Dr. Janka Oertel is the Director of the Asia Programme at the European Council on Foreign Relations. She previously worked as a Senior Fellow in the Asia Program at the German Marshall Fund of the United States’ Berlin office, where she focused on transatlantic China policy including on emerging technologies, Chinese foreign policy and security in East Asia. She has published widely on topics related to EU-China relations, US-China relations, security in the Asia-Pacific region, Chinese foreign policy, 5G and emerging technologies as well as climate cooperation.
Dr. Richard Turcsanyi is the Program director at Central European Institute of Asian Studies, Palacky University Olomouc, Czech Republic, and an assistant professor at Mendel University in Brno. He is the lead co-author of European public opinion on China in the age of COVID-19: Differences and common ground across the continent. He is also the author of “China has not bought Central Eastern Europe,” Foreign Policy, 2020.

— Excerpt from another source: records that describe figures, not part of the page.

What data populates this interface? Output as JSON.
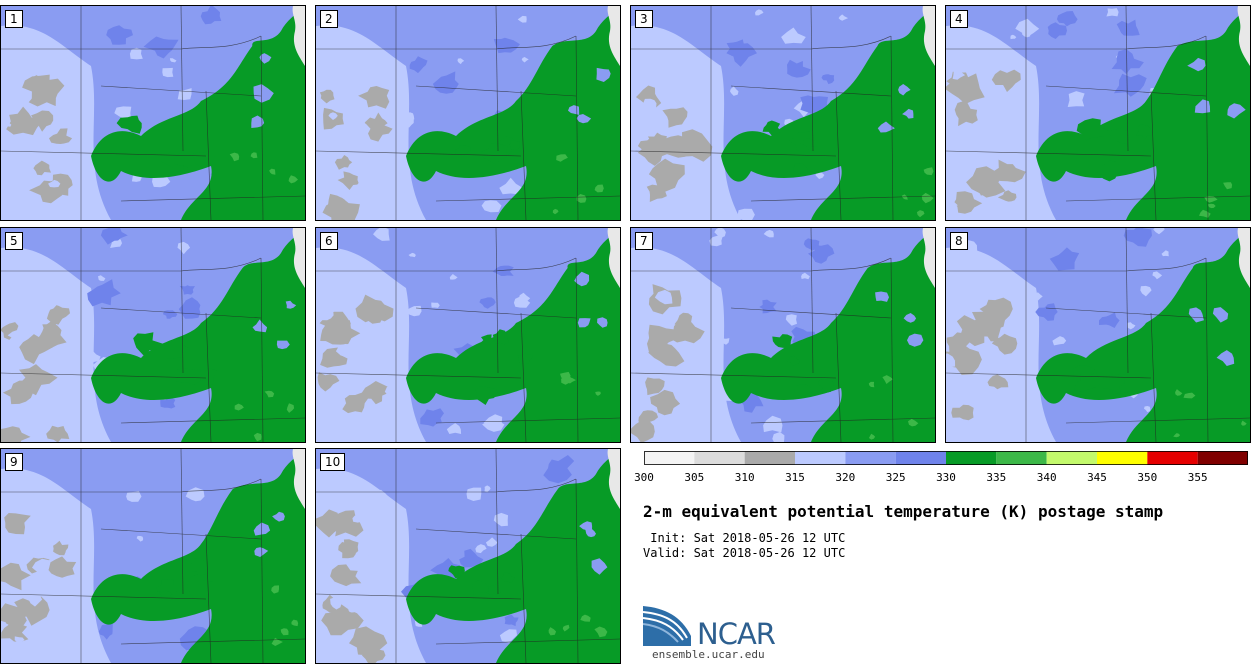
{
  "stamps": [
    {
      "label": "1"
    },
    {
      "label": "2"
    },
    {
      "label": "3"
    },
    {
      "label": "4"
    },
    {
      "label": "5"
    },
    {
      "label": "6"
    },
    {
      "label": "7"
    },
    {
      "label": "8"
    },
    {
      "label": "9"
    },
    {
      "label": "10"
    }
  ],
  "legend": {
    "colors": [
      "#f4f4f4",
      "#dcdcdc",
      "#aaaaaa",
      "#bccaff",
      "#8a9cf2",
      "#6f83eb",
      "#079b26",
      "#3cb848",
      "#c3f96c",
      "#ffff00",
      "#e60000",
      "#800000"
    ],
    "ticks": [
      "300",
      "305",
      "310",
      "315",
      "320",
      "325",
      "330",
      "335",
      "340",
      "345",
      "350",
      "355"
    ]
  },
  "title": "2-m equivalent potential temperature (K) postage stamp",
  "init_text": " Init: Sat 2018-05-26 12 UTC",
  "valid_text": "Valid: Sat 2018-05-26 12 UTC",
  "logo": {
    "text": "NCAR",
    "url": "ensemble.ucar.edu"
  }
}
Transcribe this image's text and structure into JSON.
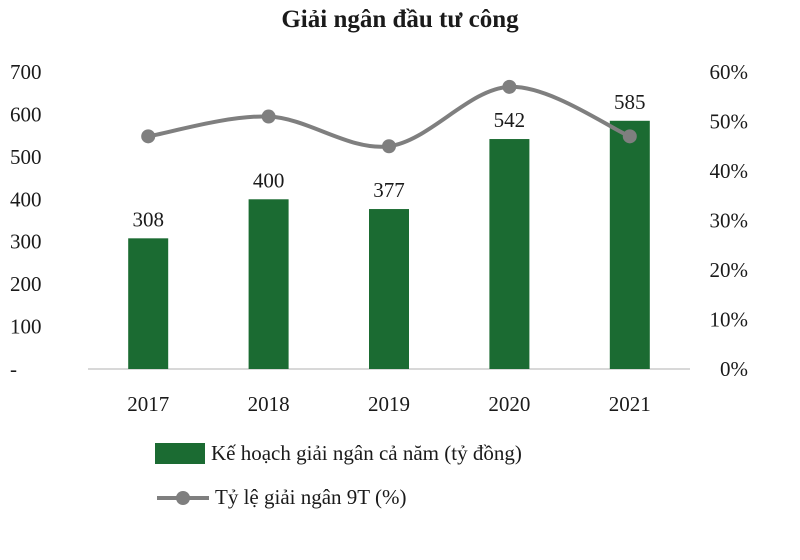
{
  "chart_data": {
    "type": "bar",
    "title": "Giải ngân đầu tư công",
    "categories": [
      "2017",
      "2018",
      "2019",
      "2020",
      "2021"
    ],
    "series": [
      {
        "name": "Kế hoạch giải ngân cả năm (tỷ đồng)",
        "type": "bar",
        "axis": "left",
        "color": "#1b6b32",
        "values": [
          308,
          400,
          377,
          542,
          585
        ],
        "data_labels": [
          "308",
          "400",
          "377",
          "542",
          "585"
        ]
      },
      {
        "name": "Tỷ lệ giải ngân 9T (%)",
        "type": "line",
        "axis": "right",
        "color": "#7f7f7f",
        "values": [
          47,
          51,
          45,
          57,
          47
        ]
      }
    ],
    "y_left": {
      "ylim": [
        0,
        700
      ],
      "ticks": [
        0,
        100,
        200,
        300,
        400,
        500,
        600,
        700
      ],
      "tick_labels": [
        "-",
        "100",
        "200",
        "300",
        "400",
        "500",
        "600",
        "700"
      ]
    },
    "y_right": {
      "ylim": [
        0,
        60
      ],
      "ticks": [
        0,
        10,
        20,
        30,
        40,
        50,
        60
      ],
      "tick_labels": [
        "0%",
        "10%",
        "20%",
        "30%",
        "40%",
        "50%",
        "60%"
      ]
    },
    "grid": false,
    "legend_position": "bottom-left"
  }
}
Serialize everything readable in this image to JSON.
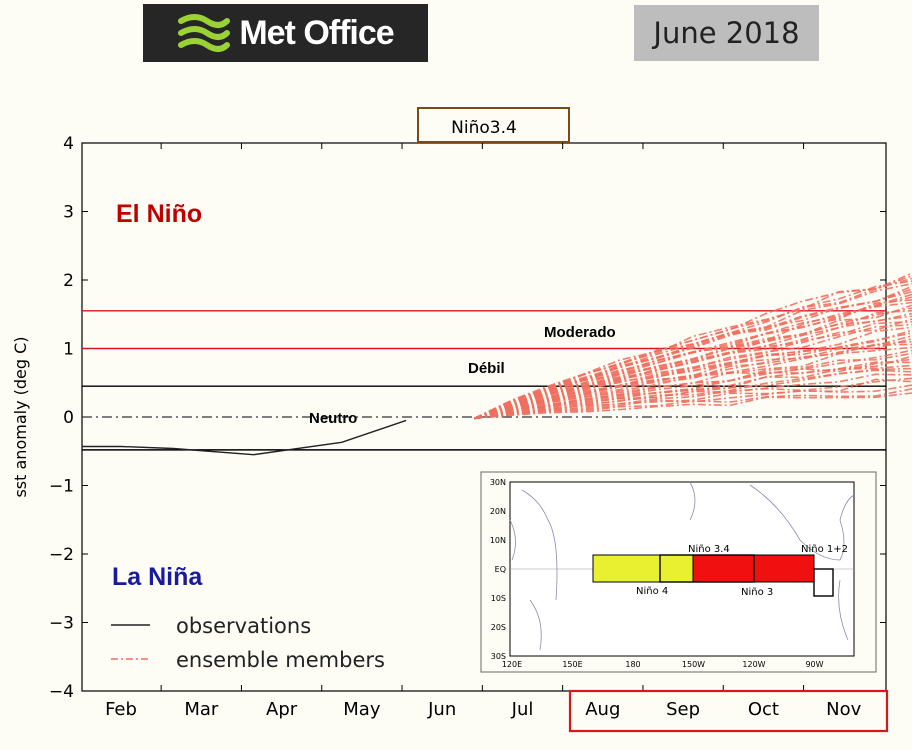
{
  "header": {
    "logo_text": "Met Office",
    "date": "June 2018"
  },
  "colors": {
    "el_nino": "#c00000",
    "la_nina": "#1a1a9e",
    "ensemble": "#f07060",
    "threshold_red": "#d81818",
    "nino4_box": "#e8f030",
    "nino3_box": "#f01010"
  },
  "chart_data": {
    "type": "line",
    "title": "Niño3.4",
    "ylabel": "sst anomaly (deg C)",
    "xlabel": "",
    "ylim": [
      -4,
      4
    ],
    "yticks": [
      4,
      3,
      2,
      1,
      0,
      -1,
      -2,
      -3,
      -4
    ],
    "ytick_labels": [
      "4",
      "3",
      "2",
      "1",
      "0",
      "−1",
      "−2",
      "−3",
      "−4"
    ],
    "categories": [
      "Feb",
      "Mar",
      "Apr",
      "May",
      "Jun",
      "Jul",
      "Aug",
      "Sep",
      "Oct",
      "Nov"
    ],
    "region_labels": {
      "el_nino": "El Niño",
      "la_nina": "La Niña",
      "moderado": "Moderado",
      "debil": "Débil",
      "neutro": "Neutro"
    },
    "thresholds": {
      "strong_upper": 1.55,
      "moderate": 1.0,
      "weak": 0.45,
      "zero": 0.0,
      "la_nina": -0.48
    },
    "observations": {
      "name": "observations",
      "x": [
        0.55,
        1.2,
        2.2,
        3.3,
        4.1
      ],
      "y": [
        -0.43,
        -0.46,
        -0.55,
        -0.37,
        -0.05
      ]
    },
    "ensemble": {
      "name": "ensemble members",
      "start_x": 4.4,
      "start_y": -0.02,
      "end_x": 9.85,
      "end_min": 0.35,
      "end_max": 2.1,
      "members": 42
    },
    "legend": {
      "position": "bottom-left",
      "entries": [
        "observations",
        "ensemble members"
      ]
    },
    "inset_map": {
      "lat_labels": [
        "30N",
        "20N",
        "10N",
        "EQ",
        "10S",
        "20S",
        "30S"
      ],
      "lon_labels": [
        "120E",
        "150E",
        "180",
        "150W",
        "120W",
        "90W"
      ],
      "regions": [
        "Niño 4",
        "Niño 3.4",
        "Niño 3",
        "Niño 1+2"
      ]
    }
  }
}
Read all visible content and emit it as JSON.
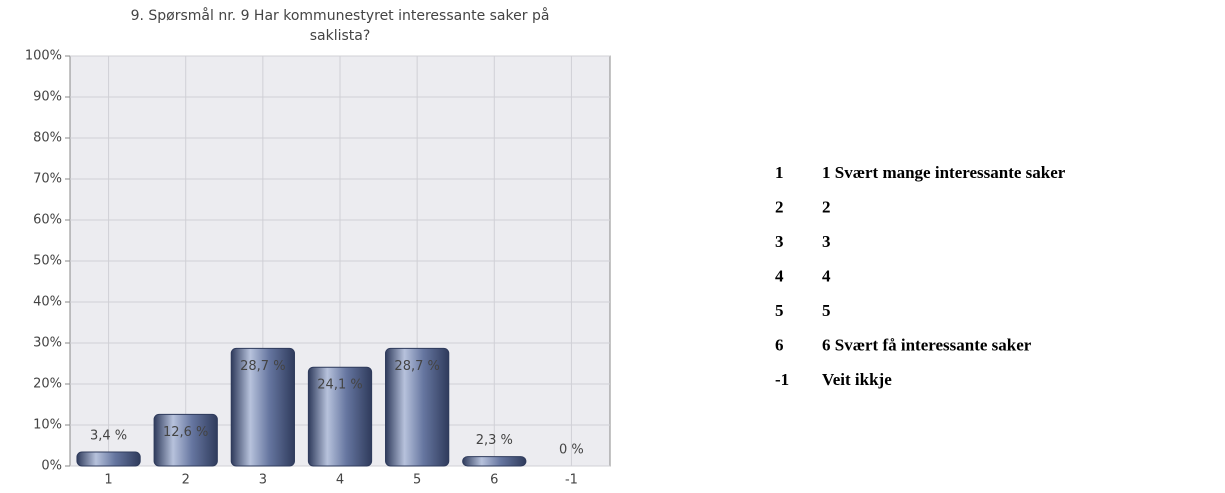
{
  "chart_data": {
    "type": "bar",
    "title": "9. Spørsmål nr. 9 Har kommunestyret interessante saker på saklista?",
    "categories": [
      "1",
      "2",
      "3",
      "4",
      "5",
      "6",
      "-1"
    ],
    "values": [
      3.4,
      12.6,
      28.7,
      24.1,
      28.7,
      2.3,
      0
    ],
    "value_labels": [
      "3,4 %",
      "12,6 %",
      "28,7 %",
      "24,1 %",
      "28,7 %",
      "2,3 %",
      "0 %"
    ],
    "color": "#5a6a90",
    "ylim": [
      0,
      100
    ],
    "yticks": [
      {
        "value": 0,
        "label": "0%"
      },
      {
        "value": 10,
        "label": "10%"
      },
      {
        "value": 20,
        "label": "20%"
      },
      {
        "value": 30,
        "label": "30%"
      },
      {
        "value": 40,
        "label": "40%"
      },
      {
        "value": 50,
        "label": "50%"
      },
      {
        "value": 60,
        "label": "60%"
      },
      {
        "value": 70,
        "label": "70%"
      },
      {
        "value": 80,
        "label": "80%"
      },
      {
        "value": 90,
        "label": "90%"
      },
      {
        "value": 100,
        "label": "100%"
      }
    ],
    "grid": true,
    "key": [
      {
        "code": "1",
        "label": "1 Svært mange interessante saker"
      },
      {
        "code": "2",
        "label": "2"
      },
      {
        "code": "3",
        "label": "3"
      },
      {
        "code": "4",
        "label": "4"
      },
      {
        "code": "5",
        "label": "5"
      },
      {
        "code": "6",
        "label": "6 Svært få interessante saker"
      },
      {
        "code": "-1",
        "label": "Veit ikkje"
      }
    ]
  }
}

The American Foreign and Military Policy research cluster is an initiative of the Mershon Center for International Security Studies at The Ohio State University. The cluster focuses on the study of US foreign relations, US defense policy, and international relations, diplomacy, and war as they affect US foreign policy and military affairs in contemporary and historical contexts. The cluster examines these elements of power from both American and foreign viewpoints in order to understand both the domestic drivers of policy and the impact of other nations on it. The cluster examines foreign and military affairs holistically, along with all elements of power – diplomatic, economic, military, informational, financial, intelligence, cultural, and legal – that have an impact on them.